A new Nature Reviews Drug Discovery article by Linda Zhang, Jiangbo Wei, Zhongyu Zou, and Chuan He highlights how chemical modifications on RNA molecules—long known to fine-tune gene expression—are rapidly emerging as promising therapeutic targets.
For decades, most drug discovery has focused on DNA and proteins. But growing evidence shows that RNA—the messenger molecule that translates genetic information into proteins—also carries chemical marks that finely control gene expression. More than 170 types of RNA modifications have been identified, and researchers are now uncovering how they shape cell fate, disease progression, and therapeutic response.
Targeting RNA modifications could revolutionize cancer treatment, immunotherapy, and regenerative medicine,” the authors note. “This is not just epigenetics—it’s the rise of epitranscriptomic therapeutics.
Zhang et al. (2025)
Among these, N⁶-methyladenosine (m⁶A) stands out as the most abundant and influential. Added by the enzyme complex METTL3–METTL14 (“writers”) and removed by FTO or ALKBH5 (“erasers”), m⁶A modifications act as dynamic regulators of mRNA translation, stability, and degradation. Specialized “reader” proteins—such as YTHDF1–3 and IGF2BP—interpret these chemical marks to determine whether a gene is turned on or off at the RNA level.

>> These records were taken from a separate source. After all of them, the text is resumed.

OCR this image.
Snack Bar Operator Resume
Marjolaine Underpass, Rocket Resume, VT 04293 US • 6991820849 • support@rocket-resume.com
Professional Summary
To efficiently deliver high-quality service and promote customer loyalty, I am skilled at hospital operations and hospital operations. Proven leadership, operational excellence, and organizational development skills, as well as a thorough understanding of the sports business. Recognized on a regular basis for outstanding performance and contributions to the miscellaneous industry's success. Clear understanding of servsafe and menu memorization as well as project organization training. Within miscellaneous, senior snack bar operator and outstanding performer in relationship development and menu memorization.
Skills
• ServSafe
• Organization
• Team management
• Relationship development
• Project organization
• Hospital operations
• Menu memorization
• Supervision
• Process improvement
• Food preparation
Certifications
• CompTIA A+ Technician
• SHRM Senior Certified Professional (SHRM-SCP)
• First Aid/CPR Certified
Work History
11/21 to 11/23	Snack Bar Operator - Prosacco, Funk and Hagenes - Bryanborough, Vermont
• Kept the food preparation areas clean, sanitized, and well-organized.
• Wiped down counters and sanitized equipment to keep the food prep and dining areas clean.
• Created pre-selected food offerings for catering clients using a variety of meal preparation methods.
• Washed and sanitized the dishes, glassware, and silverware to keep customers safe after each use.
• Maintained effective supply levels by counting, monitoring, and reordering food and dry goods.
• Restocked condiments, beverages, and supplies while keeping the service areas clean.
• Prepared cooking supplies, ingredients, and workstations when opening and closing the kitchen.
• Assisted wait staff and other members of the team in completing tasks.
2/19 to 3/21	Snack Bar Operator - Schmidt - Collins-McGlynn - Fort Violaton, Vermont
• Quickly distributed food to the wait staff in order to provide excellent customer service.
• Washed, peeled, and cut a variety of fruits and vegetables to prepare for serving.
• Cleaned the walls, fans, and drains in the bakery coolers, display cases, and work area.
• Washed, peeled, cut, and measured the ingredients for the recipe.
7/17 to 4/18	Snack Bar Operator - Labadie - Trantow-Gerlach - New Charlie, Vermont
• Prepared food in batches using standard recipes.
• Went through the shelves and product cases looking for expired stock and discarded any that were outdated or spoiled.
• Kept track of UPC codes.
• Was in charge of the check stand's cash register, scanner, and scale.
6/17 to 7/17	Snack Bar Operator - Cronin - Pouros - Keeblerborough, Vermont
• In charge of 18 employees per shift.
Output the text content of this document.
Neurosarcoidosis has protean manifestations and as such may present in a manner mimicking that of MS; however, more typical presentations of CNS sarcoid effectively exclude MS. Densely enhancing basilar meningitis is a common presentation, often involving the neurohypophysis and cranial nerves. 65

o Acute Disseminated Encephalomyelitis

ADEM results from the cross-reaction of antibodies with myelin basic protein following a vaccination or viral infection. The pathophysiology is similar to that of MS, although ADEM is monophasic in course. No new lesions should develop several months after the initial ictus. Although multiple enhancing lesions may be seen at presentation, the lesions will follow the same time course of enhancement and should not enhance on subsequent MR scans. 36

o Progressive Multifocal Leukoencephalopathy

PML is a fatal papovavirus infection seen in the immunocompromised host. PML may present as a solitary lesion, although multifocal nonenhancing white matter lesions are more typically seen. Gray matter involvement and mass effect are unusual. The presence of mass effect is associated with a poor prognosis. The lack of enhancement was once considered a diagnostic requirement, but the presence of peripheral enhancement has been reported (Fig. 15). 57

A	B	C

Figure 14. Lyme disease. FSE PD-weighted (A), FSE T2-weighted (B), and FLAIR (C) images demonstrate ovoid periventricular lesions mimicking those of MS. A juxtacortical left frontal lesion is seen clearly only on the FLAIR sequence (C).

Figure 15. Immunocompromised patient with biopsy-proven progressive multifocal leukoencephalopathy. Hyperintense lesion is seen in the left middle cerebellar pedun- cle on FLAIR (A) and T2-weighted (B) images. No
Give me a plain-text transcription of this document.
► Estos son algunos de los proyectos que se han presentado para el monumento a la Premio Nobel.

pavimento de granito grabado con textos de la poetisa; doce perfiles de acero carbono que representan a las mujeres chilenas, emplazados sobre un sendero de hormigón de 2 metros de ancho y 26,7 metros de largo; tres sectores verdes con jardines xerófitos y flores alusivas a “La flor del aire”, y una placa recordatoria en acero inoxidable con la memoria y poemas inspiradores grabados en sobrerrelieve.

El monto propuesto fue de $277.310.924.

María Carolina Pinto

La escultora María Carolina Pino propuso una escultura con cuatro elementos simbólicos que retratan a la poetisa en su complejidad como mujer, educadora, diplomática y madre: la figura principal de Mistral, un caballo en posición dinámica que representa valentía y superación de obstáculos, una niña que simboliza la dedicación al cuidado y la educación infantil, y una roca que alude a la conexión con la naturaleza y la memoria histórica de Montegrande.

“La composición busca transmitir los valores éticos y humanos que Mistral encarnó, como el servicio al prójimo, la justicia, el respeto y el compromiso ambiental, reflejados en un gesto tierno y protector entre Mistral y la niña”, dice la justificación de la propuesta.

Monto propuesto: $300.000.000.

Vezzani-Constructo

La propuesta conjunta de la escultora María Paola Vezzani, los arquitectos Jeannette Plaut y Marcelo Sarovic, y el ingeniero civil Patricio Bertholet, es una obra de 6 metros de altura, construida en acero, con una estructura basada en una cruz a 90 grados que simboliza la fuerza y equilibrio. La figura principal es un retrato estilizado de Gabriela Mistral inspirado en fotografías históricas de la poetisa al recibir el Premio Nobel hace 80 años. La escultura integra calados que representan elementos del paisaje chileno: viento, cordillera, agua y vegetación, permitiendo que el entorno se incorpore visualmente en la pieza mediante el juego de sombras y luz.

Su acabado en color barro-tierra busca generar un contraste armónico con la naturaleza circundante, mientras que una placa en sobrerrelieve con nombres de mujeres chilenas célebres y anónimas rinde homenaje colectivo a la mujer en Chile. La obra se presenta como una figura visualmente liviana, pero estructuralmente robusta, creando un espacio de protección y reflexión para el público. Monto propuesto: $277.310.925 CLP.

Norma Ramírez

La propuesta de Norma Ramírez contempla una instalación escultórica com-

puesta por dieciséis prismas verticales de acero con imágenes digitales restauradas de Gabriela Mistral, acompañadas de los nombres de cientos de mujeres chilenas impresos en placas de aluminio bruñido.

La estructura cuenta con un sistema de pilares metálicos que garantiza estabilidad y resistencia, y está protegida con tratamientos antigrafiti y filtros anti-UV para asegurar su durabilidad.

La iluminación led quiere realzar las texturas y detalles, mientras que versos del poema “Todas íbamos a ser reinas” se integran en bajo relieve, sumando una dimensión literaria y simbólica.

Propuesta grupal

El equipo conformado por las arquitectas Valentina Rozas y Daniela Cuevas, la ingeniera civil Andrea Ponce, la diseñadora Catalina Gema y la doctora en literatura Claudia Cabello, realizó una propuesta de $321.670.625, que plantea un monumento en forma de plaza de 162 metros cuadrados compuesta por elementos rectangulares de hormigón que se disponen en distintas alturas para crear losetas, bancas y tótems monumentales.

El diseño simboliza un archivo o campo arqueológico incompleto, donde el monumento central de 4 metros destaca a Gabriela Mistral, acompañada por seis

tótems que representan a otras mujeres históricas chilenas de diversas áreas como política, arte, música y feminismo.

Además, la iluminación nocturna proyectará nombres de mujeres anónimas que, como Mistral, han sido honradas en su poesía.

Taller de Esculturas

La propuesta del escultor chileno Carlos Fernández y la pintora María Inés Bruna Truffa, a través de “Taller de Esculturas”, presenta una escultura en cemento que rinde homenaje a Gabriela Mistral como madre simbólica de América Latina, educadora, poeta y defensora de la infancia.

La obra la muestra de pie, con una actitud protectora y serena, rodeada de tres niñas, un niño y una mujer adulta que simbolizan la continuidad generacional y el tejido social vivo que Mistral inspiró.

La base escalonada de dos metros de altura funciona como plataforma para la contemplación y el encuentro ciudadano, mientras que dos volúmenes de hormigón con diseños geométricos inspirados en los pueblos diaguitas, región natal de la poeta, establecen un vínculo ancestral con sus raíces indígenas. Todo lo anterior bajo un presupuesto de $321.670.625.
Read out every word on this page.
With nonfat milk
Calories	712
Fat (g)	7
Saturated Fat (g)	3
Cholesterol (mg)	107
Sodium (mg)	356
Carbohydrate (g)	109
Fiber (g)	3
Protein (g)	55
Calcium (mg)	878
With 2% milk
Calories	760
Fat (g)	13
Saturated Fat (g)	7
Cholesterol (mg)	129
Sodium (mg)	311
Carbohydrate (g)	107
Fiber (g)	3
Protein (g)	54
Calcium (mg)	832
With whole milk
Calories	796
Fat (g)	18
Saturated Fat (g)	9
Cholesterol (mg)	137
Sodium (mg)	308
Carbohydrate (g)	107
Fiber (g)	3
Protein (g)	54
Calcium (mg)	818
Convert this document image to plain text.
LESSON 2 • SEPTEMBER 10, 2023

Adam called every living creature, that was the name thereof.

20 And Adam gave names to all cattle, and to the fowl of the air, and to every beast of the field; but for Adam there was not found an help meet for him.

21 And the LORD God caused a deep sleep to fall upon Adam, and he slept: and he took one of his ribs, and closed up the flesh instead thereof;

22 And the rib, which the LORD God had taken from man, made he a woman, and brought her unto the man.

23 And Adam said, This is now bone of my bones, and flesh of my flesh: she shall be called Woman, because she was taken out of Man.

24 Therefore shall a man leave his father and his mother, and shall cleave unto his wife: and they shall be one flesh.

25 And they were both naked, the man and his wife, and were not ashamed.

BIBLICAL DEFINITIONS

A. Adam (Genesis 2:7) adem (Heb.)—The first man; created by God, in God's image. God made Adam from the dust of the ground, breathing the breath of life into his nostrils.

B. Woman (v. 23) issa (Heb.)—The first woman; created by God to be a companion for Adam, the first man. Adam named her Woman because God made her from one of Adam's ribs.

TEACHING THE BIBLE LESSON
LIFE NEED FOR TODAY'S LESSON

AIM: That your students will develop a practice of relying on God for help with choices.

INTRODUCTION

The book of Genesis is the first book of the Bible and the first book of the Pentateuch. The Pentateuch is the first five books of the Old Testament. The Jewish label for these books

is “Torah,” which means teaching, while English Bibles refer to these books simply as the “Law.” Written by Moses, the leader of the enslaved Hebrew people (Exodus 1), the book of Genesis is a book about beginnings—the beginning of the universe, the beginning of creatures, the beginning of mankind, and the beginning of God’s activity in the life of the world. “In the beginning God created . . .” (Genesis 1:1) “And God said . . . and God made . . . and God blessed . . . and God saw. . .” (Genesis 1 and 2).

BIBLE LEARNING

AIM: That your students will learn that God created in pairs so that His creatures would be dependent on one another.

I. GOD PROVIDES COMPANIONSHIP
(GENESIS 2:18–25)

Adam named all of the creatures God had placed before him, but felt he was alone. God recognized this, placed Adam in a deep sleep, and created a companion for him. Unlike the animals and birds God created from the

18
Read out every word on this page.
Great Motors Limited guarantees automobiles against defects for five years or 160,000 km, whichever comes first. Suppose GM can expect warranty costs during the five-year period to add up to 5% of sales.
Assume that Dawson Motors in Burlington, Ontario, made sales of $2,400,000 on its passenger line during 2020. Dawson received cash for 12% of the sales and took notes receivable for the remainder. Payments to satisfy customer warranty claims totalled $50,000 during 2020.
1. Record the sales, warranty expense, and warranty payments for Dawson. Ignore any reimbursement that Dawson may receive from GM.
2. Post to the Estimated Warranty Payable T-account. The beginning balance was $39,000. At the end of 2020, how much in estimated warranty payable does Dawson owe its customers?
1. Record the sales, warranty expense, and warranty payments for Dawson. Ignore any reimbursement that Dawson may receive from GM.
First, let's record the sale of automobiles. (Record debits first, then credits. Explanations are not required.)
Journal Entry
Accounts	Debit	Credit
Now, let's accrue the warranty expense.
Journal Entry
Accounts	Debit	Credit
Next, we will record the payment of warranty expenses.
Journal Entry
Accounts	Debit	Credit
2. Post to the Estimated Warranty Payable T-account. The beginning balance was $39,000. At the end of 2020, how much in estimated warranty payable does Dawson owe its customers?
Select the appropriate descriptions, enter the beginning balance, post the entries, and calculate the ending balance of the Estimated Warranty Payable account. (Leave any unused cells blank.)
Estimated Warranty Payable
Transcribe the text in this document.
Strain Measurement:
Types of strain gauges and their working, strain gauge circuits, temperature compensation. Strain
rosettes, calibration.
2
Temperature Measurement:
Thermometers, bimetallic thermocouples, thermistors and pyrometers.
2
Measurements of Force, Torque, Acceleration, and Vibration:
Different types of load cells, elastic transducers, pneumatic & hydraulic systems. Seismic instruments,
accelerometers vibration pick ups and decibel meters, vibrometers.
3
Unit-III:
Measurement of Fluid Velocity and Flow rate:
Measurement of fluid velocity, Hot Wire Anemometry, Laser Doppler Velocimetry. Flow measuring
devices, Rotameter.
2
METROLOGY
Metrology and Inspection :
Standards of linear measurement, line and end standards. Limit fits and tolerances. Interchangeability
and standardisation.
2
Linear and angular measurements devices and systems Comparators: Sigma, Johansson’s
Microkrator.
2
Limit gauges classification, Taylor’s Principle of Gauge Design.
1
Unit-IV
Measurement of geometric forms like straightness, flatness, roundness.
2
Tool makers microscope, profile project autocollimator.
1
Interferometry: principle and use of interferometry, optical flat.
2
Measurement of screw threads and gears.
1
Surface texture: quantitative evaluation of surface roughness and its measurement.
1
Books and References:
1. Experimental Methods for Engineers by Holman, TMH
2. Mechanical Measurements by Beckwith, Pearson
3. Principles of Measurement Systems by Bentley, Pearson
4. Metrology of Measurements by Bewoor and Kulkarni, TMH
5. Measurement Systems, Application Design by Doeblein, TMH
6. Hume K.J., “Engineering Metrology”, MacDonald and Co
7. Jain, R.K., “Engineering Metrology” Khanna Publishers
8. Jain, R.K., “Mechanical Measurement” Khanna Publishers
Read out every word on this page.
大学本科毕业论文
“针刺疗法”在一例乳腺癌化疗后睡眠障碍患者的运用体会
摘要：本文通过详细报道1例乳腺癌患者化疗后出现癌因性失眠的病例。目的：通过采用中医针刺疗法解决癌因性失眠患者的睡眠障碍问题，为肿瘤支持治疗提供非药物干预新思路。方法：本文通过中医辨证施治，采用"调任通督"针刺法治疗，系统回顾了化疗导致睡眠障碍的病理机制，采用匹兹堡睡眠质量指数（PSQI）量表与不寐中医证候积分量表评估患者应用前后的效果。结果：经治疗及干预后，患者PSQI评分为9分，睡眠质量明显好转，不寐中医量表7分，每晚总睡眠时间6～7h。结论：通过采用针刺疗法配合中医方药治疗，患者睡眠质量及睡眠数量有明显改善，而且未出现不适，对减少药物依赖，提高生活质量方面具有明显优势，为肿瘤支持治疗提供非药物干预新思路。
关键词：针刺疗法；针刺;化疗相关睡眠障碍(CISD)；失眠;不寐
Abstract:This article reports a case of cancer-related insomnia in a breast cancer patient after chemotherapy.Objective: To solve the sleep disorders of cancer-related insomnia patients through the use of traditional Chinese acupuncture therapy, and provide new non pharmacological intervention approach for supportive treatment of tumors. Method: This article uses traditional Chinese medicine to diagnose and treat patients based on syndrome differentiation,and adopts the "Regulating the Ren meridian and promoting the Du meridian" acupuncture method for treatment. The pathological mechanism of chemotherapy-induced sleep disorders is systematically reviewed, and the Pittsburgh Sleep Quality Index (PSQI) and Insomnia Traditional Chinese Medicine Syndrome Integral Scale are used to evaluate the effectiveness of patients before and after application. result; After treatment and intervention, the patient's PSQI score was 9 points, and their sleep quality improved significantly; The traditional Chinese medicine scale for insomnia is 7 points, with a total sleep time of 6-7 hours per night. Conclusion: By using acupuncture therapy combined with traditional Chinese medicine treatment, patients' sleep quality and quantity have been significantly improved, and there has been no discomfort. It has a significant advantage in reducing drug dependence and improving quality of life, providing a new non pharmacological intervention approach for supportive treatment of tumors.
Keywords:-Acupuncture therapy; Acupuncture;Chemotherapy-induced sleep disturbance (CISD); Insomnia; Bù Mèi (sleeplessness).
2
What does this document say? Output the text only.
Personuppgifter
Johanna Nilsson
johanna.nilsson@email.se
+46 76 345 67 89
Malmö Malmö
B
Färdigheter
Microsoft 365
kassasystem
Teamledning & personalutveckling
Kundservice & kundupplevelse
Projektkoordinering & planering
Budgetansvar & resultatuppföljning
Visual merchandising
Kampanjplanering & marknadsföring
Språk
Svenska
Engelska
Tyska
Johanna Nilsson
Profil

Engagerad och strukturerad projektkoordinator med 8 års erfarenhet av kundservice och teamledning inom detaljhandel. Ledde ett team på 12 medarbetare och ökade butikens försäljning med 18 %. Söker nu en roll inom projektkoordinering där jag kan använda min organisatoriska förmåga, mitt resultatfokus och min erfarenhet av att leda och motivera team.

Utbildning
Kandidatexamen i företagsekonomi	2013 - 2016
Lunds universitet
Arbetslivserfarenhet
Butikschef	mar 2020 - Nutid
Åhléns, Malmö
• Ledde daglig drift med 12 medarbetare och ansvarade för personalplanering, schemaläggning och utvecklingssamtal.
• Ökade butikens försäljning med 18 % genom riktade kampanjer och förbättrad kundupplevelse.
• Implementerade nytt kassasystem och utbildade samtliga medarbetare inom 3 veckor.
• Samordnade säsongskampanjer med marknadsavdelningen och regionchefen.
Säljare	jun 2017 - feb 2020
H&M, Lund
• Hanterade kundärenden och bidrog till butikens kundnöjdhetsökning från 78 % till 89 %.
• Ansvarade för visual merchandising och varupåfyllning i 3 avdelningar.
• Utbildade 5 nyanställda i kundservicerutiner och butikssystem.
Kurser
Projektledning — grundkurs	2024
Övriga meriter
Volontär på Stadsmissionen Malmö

Dysregulated m⁶A pathways have now been linked to cancer, immune dysfunction, neurological disease, and viral infection. For example, overactive METTL3 or FTO enzymes can drive leukemia and glioblastoma by enhancing oncogene translation, while inhibiting them reverses tumor growth in animal models. These findings have spurred pharmaceutical companies to pursue RNA modification enzymes as novel therapeutic targets.
One such compound, STC-15, is the world’s first METTL3 inhibitor to reach clinical trials (NCT05584111), aimed at treating solid tumors. Preclinical data show it can suppress leukemia growth and boost anti-tumor immune responses without harming normal cells. Other inhibitors—such as FB23-2 (FTO inhibitor) and DC-Y13-27 (YTHDF2 inhibitor)—have demonstrated synergy with immunotherapies like anti-PD-1 and anti-PD-L1 drugs, suggesting RNA modification targeting could enhance existing cancer treatments.
Beyond m⁶A, the review also discusses several other promising RNA marks:
- m⁷G (N7-methylguanosine), crucial for tRNA and mRNA stability, regulated by METTL1/WDR4.
- m⁵C (5-methylcytosine), written by NSUN and TRDMT1 enzymes, linked to cancer metabolism and DNA repair.
- m¹A (N1-methyladenosine) and pseudouridine (Ψ), which influence translation fidelity and stress responses.
- 2′-O-methylation (Nm), important for distinguishing self from viral RNA and preventing autoimmune activation.
The authors emphasize that while progress is exciting, developing selective, safe inhibitors remains challenging. Many enzymes share similar catalytic pockets, making off-target effects likely. They propose that allosteric inhibitors, RNA-targeted antisense oligonucleotides, and CRISPR-based RNA editors could allow for more precise manipulation of specific RNA sites.
The review concludes that understanding and modulating RNA modifications could reshape modern medicine — from cancer and infectious diseases to stem cell therapy and vaccine design. Indeed, the success of mRNA COVID-19 vaccines, which used the modified base N¹-methylpseudouridine to improve stability and translation, is a testament to the clinical power of RNA chemistry.